Former history student Dan Vaughan is also captivated by the stories behind his Nearly Roadkill bags, wallets and belts. The 29-year-old makes his wares with car upholstery gleaned from motor trimmers. Years ago, while travelling in Europe and the US, Vaughan saw people making new goods from waste.
“I was attracted to it not just because it was recycling, but because there was a history embedded in the materials already,” he says.
Vaughan began Nearly Roadkill in 2006, using a “mega-industrial sewing machine that can go through anything”. He savours the thrill of the hunt for materials. “(The motor trimmers) don’t know what they are going to be throwing out every week. It’s always a surprise. When you find gold it’s really like, ‘This is going to be so much fun’.”
So what’s the message behind all these artisans’ thrifty flair? “The resources are non-renewable, unless we do it ourselves,” Vaughan says.
FASHION
“When you have limited resources,” says Ellie Mucke, “you’re pushed to come up with better designs.” In her hands, a man’s business shirt, nipped, tucked and turned back-to-front becomes a halter-neck dress.
The 28-year-old designer makes clothes from discarded shirts and slacks. “People buy them without actually knowing that they’re recycled,” she says. Fashion can be frivolous. Take this: according to a 2005 estimate by the Australia Institute, we spend $1.56 billion every year on clothes and accessories we don’t wear. Thankfully, a slew of local designers such as Mucke are making good from our mistakes. For their A Name Is A Label brand, Nicole Fausten and Lina Didzys make one-off clothes and jewellery. “(We use) any sort of materials we come across: anything from old clothing to tablecloths and curtains, pillow cases, ribbons or stockings,” Fausten says. “We believe in trying to utilise resources around us rather than going out to buy new things.”

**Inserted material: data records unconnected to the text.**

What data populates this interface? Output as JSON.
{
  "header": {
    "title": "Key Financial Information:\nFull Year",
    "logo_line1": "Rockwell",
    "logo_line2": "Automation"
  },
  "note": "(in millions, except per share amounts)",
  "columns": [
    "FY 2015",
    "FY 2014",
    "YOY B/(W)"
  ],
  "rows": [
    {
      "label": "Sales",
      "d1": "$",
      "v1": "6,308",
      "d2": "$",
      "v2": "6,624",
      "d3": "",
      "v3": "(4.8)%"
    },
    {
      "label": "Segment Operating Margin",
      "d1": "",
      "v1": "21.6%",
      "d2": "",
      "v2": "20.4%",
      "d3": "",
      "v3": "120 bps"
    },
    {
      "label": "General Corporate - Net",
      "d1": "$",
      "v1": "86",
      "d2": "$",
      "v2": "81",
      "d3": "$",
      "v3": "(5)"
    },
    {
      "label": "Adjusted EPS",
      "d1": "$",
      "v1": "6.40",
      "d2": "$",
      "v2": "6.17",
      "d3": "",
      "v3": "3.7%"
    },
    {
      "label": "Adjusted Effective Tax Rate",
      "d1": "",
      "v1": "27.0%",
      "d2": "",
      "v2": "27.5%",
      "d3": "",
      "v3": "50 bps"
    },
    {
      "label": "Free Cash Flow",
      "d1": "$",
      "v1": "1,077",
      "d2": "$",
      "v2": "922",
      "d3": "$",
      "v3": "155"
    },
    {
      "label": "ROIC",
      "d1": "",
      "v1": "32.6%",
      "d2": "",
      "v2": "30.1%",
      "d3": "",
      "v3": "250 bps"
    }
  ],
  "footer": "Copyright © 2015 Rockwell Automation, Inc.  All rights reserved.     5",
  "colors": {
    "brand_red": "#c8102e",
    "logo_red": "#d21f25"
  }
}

Bird Girl – Sophie McAlpin and Anita King – share the lost-and-found ethos. They sew outfits on the spot in their Fitzroy store. McAlpin hails from a family of recyclers. “My grandmother was a dressmaker so, to pass time, she’d say, ‘Oh take these scraps and there’s a needle’. When I was really young I used to do lots of costumes. I’d be like, ‘Mum, can I have an old sheet? Dad, some fencing wire?’.”